Looking ahead, we are using deep learning to design antibiotics with drug-like properties that make them stronger candidates for clinical development. By integrating AI with high-throughput biological testing, we aim to accelerate the discovery and design of antibiotics that are novel, safe, and effective, ready for real-world therapeutic use. This approach could transform how we respond to drug-resistant bacterial pathogens, moving from a reactive to a proactive strategy in antibiotic development.

Q. You’re a co-founder of Phare Bio, a non-profit organization that uses AI to discover new antibiotics, and the Collins Lab has helped to launch the Antibiotics-AI Project in partnership with Phare Bio. Can you tell us more about what you hope to accomplish with these collaborations, and how they tie back to your research goals?

We founded Phare Bio as a non-profit to take the most promising antibiotic candidates emerging from the Antibiotics-AI Project at MIT and advance them toward the clinic. The idea is to bridge the gap between discovery and development by collaborating with biotech companies, pharmaceutical partners, AI companies, philanthropies, other non-profits, and even nation states. Akhila Kosaraju has been doing a brilliant job leading Phare Bio, coordinating these efforts and moving candidates forward efficiently.

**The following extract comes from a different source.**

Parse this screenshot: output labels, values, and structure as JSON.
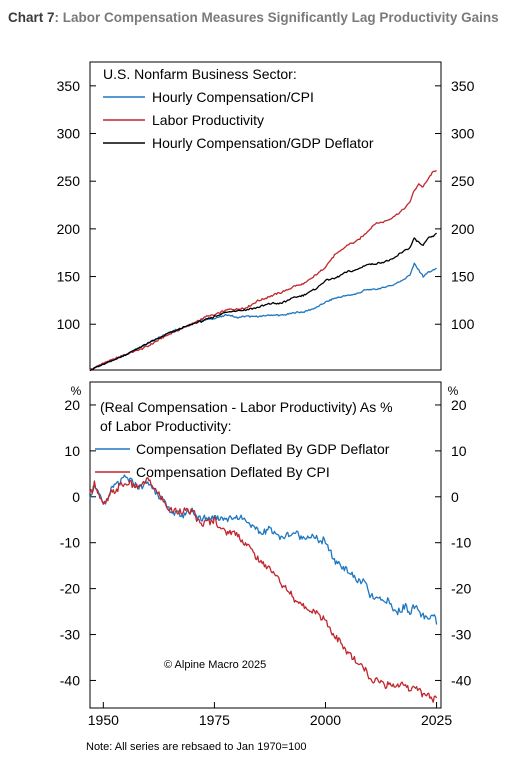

Recently, we received a grant from ARPA-H to use generative AI to design 15 new antibiotics and develop them as preclinical candidates. This project builds directly on our lab’s research, combining computational design with experimental testing to create novel antibiotics that are ready for further development. By integrating generative AI, biology, and translational partnerships, we hope to create a pipeline that can respond more rapidly to the global threat of antibiotic resistance, ultimately delivering new therapies to patients who need them most.